Abstract:Large Language Models (LLMs) have shown impressive performance across a variety of Artificial Intelligence (AI) and natural language processing tasks, such as content creation, report generation, etc. However, unregulated malign application of these models can create undesirable consequences such as generation of fake news, plagiarism, etc. As a result, accurate detection of AI-generated language can be crucial in responsible usage of LLMs. In this work, we explore 1) whether a certain body of text is AI generated or written by human, and 2) attribution of a specific language model in generating a body of text. Texts in both English and Spanish are considered.

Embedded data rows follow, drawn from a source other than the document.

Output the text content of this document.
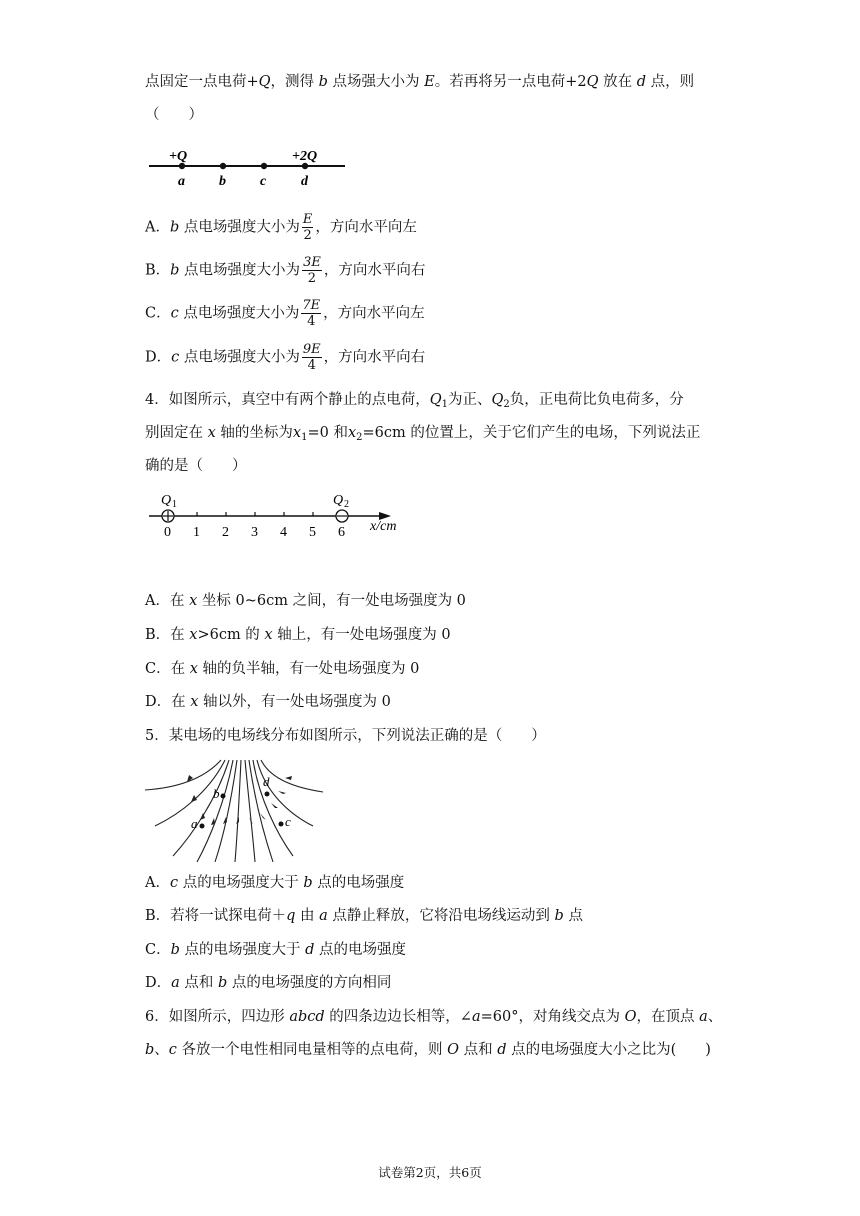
点固定一点电荷+Q，测得 b 点场强大小为 E。若再将另一点电荷+2Q 放在 d 点，则
（　　）
+Q	+2Q
a b c d
A．b 点电场强度大小为 $\frac{E}{2}$ ，方向水平向左
B．b 点电场强度大小为 $\frac{3E}{2}$ ，方向水平向右
C．c 点电场强度大小为 $\frac{7E}{4}$ ，方向水平向左
D．c 点电场强度大小为 $\frac{9E}{4}$ ，方向水平向右
4．如图所示，真空中有两个静止的点电荷，$Q_1$为正、$Q_2$负，正电荷比负电荷多，分
别固定在 x 轴的坐标为$x_1=0$ 和$x_2=6cm$ 的位置上，关于它们产生的电场，下列说法正
确的是（　　）
Q 1	Q 2
0 1 2 3 4 5 6 x/cm
A．在 x 坐标 0~6cm 之间，有一处电场强度为 0
B．在 x>6cm 的 x 轴上，有一处电场强度为 0
C．在 x 轴的负半轴，有一处电场强度为 0
D．在 x 轴以外，有一处电场强度为 0
5．某电场的电场线分布如图所示，下列说法正确的是（　　）
a
b
c
d
A．c 点的电场强度大于 b 点的电场强度
B．若将一试探电荷＋q 由 a 点静止释放，它将沿电场线运动到 b 点
C．b 点的电场强度大于 d 点的电场强度
D．a 点和 b 点的电场强度的方向相同
6．如图所示，四边形 abcd 的四条边边长相等，∠a=60°，对角线交点为 O，在顶点 a、
b、c 各放一个电性相同电量相等的点电荷，则 O 点和 d 点的电场强度大小之比为(　　)
试卷第2页，共6页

The datasets used in this study are provided as part of the Automated Text Identification (AuTexTification) shared task. For each of the research objectives stated above, we propose an ensemble neural model that generates probabilities from different pre-trained LLMs which are used as features to a Traditional Machine Learning (TML) classifier following it. For the first task of distinguishing between AI and human generated text, our model ranked in fifth and thirteenth place (with macro $F1$ scores of 0.733 and 0.649) for English and Spanish texts, respectively. For the second task on model attribution, our model ranked in first place with macro $F1$ scores of 0.625 and 0.653 for English and Spanish texts, respectively.